蔡戈没有漏看老单的神态变化, 朗笑着说。

“单老, 别见怪,虞老大这回离开,带的青壮比较多,剩下的人里,我实力最强, 又有以前的兄弟帮扶,暂时代虞兄弟管理避难所。”

避难所的新人们连声应是,老人们也没有出言反驳。

虞老敏锐的捕捉到蔡戈对虞寐仁前后两次称呼的不同。

从“虞老大”到“虞兄弟”,这样的称呼变化说普通普通,说不普通又确实能藏不少玄机。

到这会儿, 两位老人心中已生出重重顾虑。

两人都不是冲动的人, 并未将心中疑虑表现出分毫。

顺着对方的解释,单老冲蔡戈微微颔首, 示意明白,并淡声道:“麻烦你了。”

“哪儿的话,虞兄弟帮了我不少,为他分忧,是我该做的。
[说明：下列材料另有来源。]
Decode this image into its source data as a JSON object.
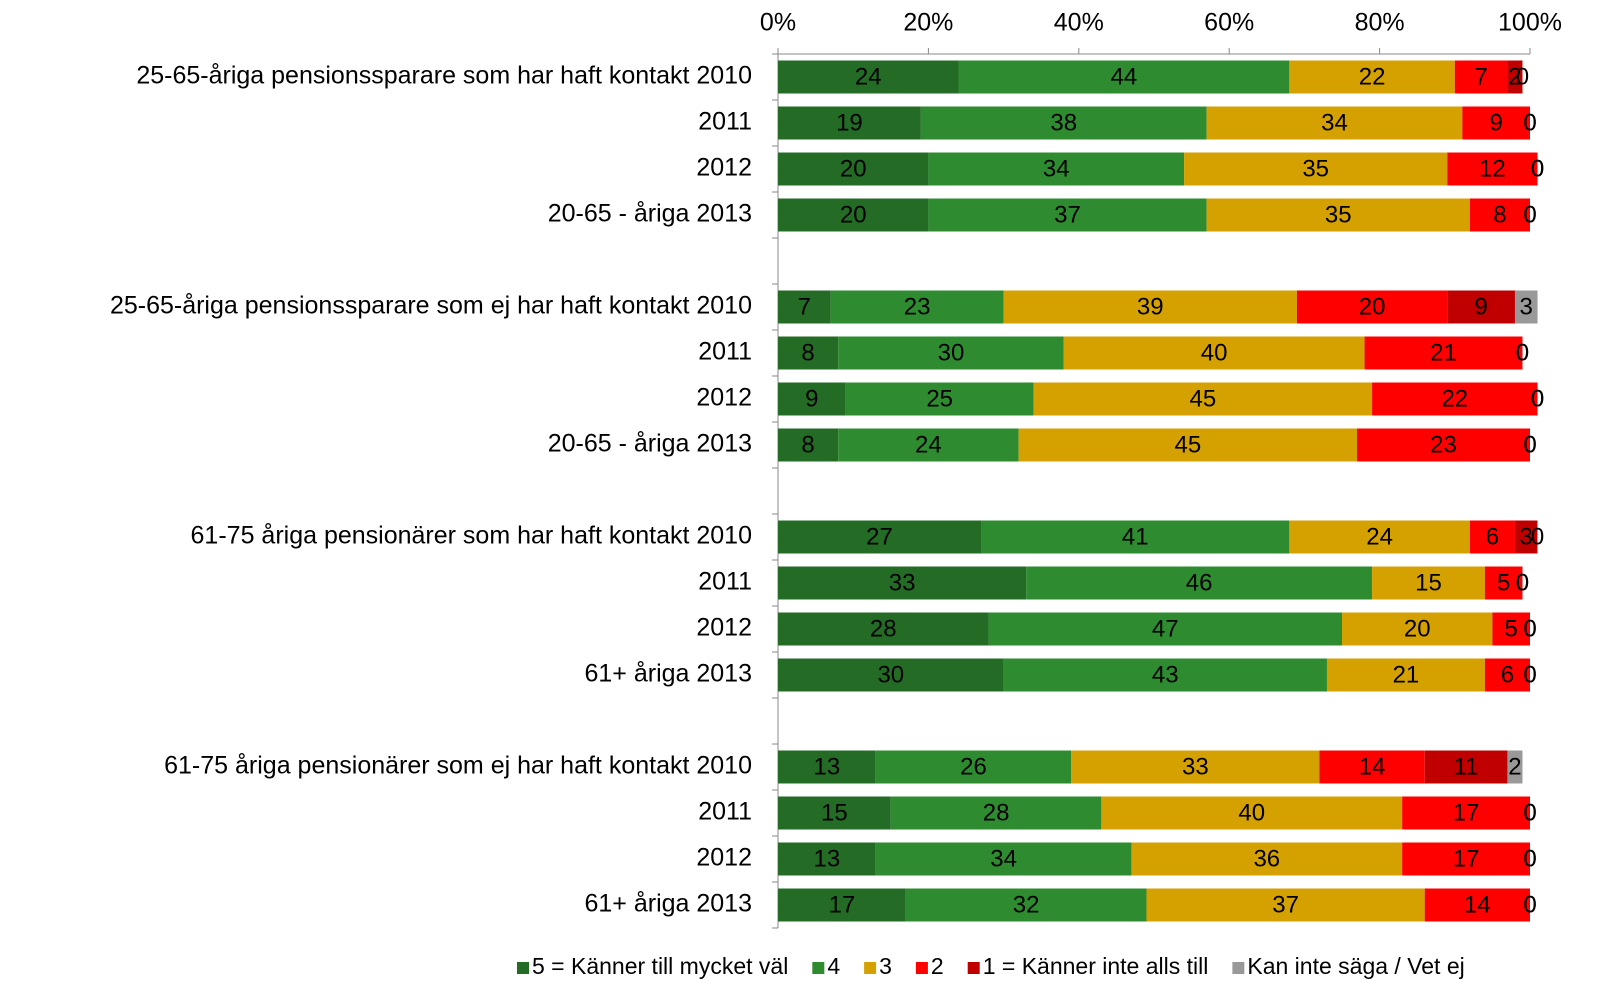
{
  "chart_data": {
    "type": "stacked_barh",
    "categories": [
      "25-65-åriga pensionssparare som har haft kontakt 2010",
      "2011",
      "2012",
      "20-65 - åriga 2013",
      null,
      "25-65-åriga pensionssparare som ej har haft kontakt 2010",
      "2011",
      "2012",
      "20-65 - åriga 2013",
      null,
      "61-75  åriga pensionärer som har haft kontakt 2010",
      "2011",
      "2012",
      "61+ åriga 2013",
      null,
      "61-75 åriga pensionärer som ej har haft kontakt 2010",
      "2011",
      "2012",
      "61+ åriga 2013"
    ],
    "series": [
      {
        "name": "5 = Känner till mycket väl",
        "color": "#246b25",
        "values": [
          24,
          19,
          20,
          20,
          null,
          7,
          8,
          9,
          8,
          null,
          27,
          33,
          28,
          30,
          null,
          13,
          15,
          13,
          17
        ]
      },
      {
        "name": "4",
        "color": "#2e8b2f",
        "values": [
          44,
          38,
          34,
          37,
          null,
          23,
          30,
          25,
          24,
          null,
          41,
          46,
          47,
          43,
          null,
          26,
          28,
          34,
          32
        ]
      },
      {
        "name": "3",
        "color": "#d4a100",
        "values": [
          22,
          34,
          35,
          35,
          null,
          39,
          40,
          45,
          45,
          null,
          24,
          15,
          20,
          21,
          null,
          33,
          40,
          36,
          37
        ]
      },
      {
        "name": "2",
        "color": "#ff0000",
        "values": [
          7,
          9,
          12,
          8,
          null,
          20,
          21,
          22,
          23,
          null,
          6,
          5,
          5,
          6,
          null,
          14,
          17,
          17,
          14
        ]
      },
      {
        "name": "1 = Känner inte alls till",
        "color": "#c00000",
        "values": [
          2,
          0,
          0,
          0,
          null,
          9,
          0,
          0,
          0,
          null,
          3,
          0,
          0,
          0,
          null,
          11,
          0,
          0,
          0
        ]
      },
      {
        "name": "Kan inte säga / Vet ej",
        "color": "#999999",
        "values": [
          0,
          0,
          0,
          0,
          null,
          3,
          0,
          0,
          0,
          null,
          0,
          0,
          0,
          0,
          null,
          2,
          0,
          0,
          0
        ]
      }
    ],
    "xlim": [
      0,
      100
    ],
    "xticks": [
      {
        "value": 0,
        "label": "0%"
      },
      {
        "value": 20,
        "label": "20%"
      },
      {
        "value": 40,
        "label": "40%"
      },
      {
        "value": 60,
        "label": "60%"
      },
      {
        "value": 80,
        "label": "80%"
      },
      {
        "value": 100,
        "label": "100%"
      }
    ],
    "legend": "bottom"
  }
}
”

蔡戈义正辞严的说完,见三人没有其他问题,便引着他们往食堂去。

尽管心中已有计较,对蔡戈这种将他们当客人照顾的做派,两位老人还是难以适应。

强烈的、被人反客为主的违和感。

为顾全大局,又不得不将违和感压下,隐而不发。

左天朗没在意二老和蔡戈间隐晦的交锋,只沉默着“观察”避难所中每个幸存者的言行举止,从而发现不少东西。

比如,望春来避难所的幸存者们看似忙碌,却一直在做重复的事情。

因安排巧妙,不时刻紧盯,很难发现。

又比如,半数幸存者在左天朗“眼中”被重重“枷锁”所束缚,压抑且不甘,还有深深的忧虑。